Use After Free in Aspnet with Cockroachdb
Use After Free in Aspnet with Cockroachdb — how this specific combination creates or exposes the vulnerability
Use After Free (UAF) occurs when memory is deallocated but references to it remain in use, leading to unpredictable behavior or potential code execution. In an Aspnet application interacting with Cockroachdb, UAF can arise through improper handling of database response objects, connection wrappers, or serialized data structures that are freed prematurely while asynchronous operations or callbacks still reference them.
Consider an Aspnet controller that initiates a Cockroachdb query, processes the result set, and disposes objects in a non-deterministic order due to concurrency. If a SqlDataReader or an ORM materialized entity is disposed before an in-flight asynchronous continuation completes, the continuation may attempt to read from or mutate already-freed memory. This is especially risky when using unsafe code blocks, manual memory management, or native interop in middleware that buffers rows or streams results from Cockroachdb.
Because Cockroachdb drivers for .NET often stream results and rely on connection pooling, an Aspnet developer might inadvertently retain references to row buffers or command objects across await points. If the runtime reuses or recycles memory without resetting references, later operations may access stale pointers. An attacker can exploit this by inducing conditions that trigger aggressive garbage collection or race conditions—such as high concurrency and rapid request pacing—causing the application to read or write memory controlled by the attacker, potentially leading to authentication bypass or arbitrary code execution.
Real-world attack patterns relevant to this combination include those mapped to OWASP API Top 10 A01:2023 (Broken Object Level Authorization) when UAF modifies authorization checks, and A05:2021 (Security Misconfiguration) if improper disposal logic is widespread. Although there are no published Cockroachdb-specific CVEs naming UAF in the .NET driver, the risk is elevated in Aspnet due to its reliance on asynchronous pipelines and stateful database interactions. Instrumentation and disciplined lifetime management are required to prevent sensitive data exposure or instability that could be weaponized.
Cockroachdb-Specific Remediation in Aspnet — concrete code fixes
Remediation focuses on deterministic disposal, avoiding shared mutable state across asynchronous boundaries, and validating object lifetimes before use. Always dispose database resources in a finally block or via using statements, and avoid capturing context-dependent objects in closures that may outlive their intended scope.

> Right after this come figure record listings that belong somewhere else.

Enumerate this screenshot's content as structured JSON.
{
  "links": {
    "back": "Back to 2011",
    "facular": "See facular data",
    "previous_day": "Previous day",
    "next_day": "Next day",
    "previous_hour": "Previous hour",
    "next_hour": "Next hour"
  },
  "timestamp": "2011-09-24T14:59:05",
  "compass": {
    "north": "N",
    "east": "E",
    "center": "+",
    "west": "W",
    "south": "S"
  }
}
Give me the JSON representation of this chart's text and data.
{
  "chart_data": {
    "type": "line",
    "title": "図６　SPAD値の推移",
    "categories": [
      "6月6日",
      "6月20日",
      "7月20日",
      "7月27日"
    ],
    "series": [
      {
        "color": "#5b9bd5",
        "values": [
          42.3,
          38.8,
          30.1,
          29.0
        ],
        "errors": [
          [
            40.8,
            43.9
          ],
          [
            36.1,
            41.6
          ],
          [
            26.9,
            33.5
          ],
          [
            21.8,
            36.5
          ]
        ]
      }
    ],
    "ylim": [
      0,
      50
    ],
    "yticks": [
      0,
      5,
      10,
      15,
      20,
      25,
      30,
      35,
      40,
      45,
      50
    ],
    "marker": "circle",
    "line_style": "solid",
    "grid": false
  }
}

Example: safe query execution with Cockroachdb in Aspnet using synchronous disposal patterns:
using var connection = new NpgsqlConnection("Host=cockroachdb.example.com;Database=mydb;Username=app;Password=secret");
await connection.OpenAsync(cancellationToken);
using var command = new NpgsqlCommand("SELECT id, name FROM accounts WHERE tenant_id = @tid", connection);
command.Parameters.AddWithValue("@tid", tenantId);
await using var reader = await command.ExecuteReaderAsync(cancellationToken);
while (await reader.ReadAsync(cancellationToken))
{
var id = reader.GetGuid(0);
var name = reader.GetString(1);
// Process data without retaining references beyond the using scope
}
// reader, command, and connection are disposed deterministically
Example: safe async continuation that avoids capturing disposed objects by copying necessary data before the await:
public async Task<IActionResult> GetAccount(Guid tenantId, CancellationToken cancellationToken)
{
AccountData snapshot = null;
await using (var connection = new NpgsqlConnection(Configuration.GetConnectionString("CockroachDB")))
{
await connection.OpenAsync(cancellationToken);
await using (var cmd = new NpgsqlCommand("SELECT id, name, balance FROM accounts WHERE id = @id", connection))
{
cmd.Parameters.AddWithValue("@id", tenantId);
await using (var reader = await cmd.ExecuteReaderAsync(cancellationToken))
{
if (await reader.ReadAsync(cancellationToken))
{
// Copy data out of the reader before any await that might cause disposal
snapshot = new AccountData
{
Id = reader.GetGuid(0),
Name = reader.GetString(1),
Balance = reader.GetDecimal(2)
};
}
}
}
}
// Use snapshot outside the disposed context; no references to reader/command/connection remain
return Ok(snapshot);
}
public class AccountData
{
public Guid Id { get; set; }
public string Name { get; set; }
public decimal Balance { get; set; }
}
Additional practices include avoiding unsafe blocks unless strictly necessary, using GC.KeepAlive only when you have confirmed premature collection, and applying static analysis tools to detect object lifetime anomalies. In Aspnet, configure the DI container to manage database contexts with scoped lifetimes, and ensure that background services or queued tasks do not hold references to disposed Cockroachdb objects. Regular scanning with middleBrick can help detect insecure patterns in the API surface that may correlate with memory safety issues, and the CLI (middlebrick scan <url>) or GitHub Action can be integrated into CI/CD to flag risky dependency chains before deployment.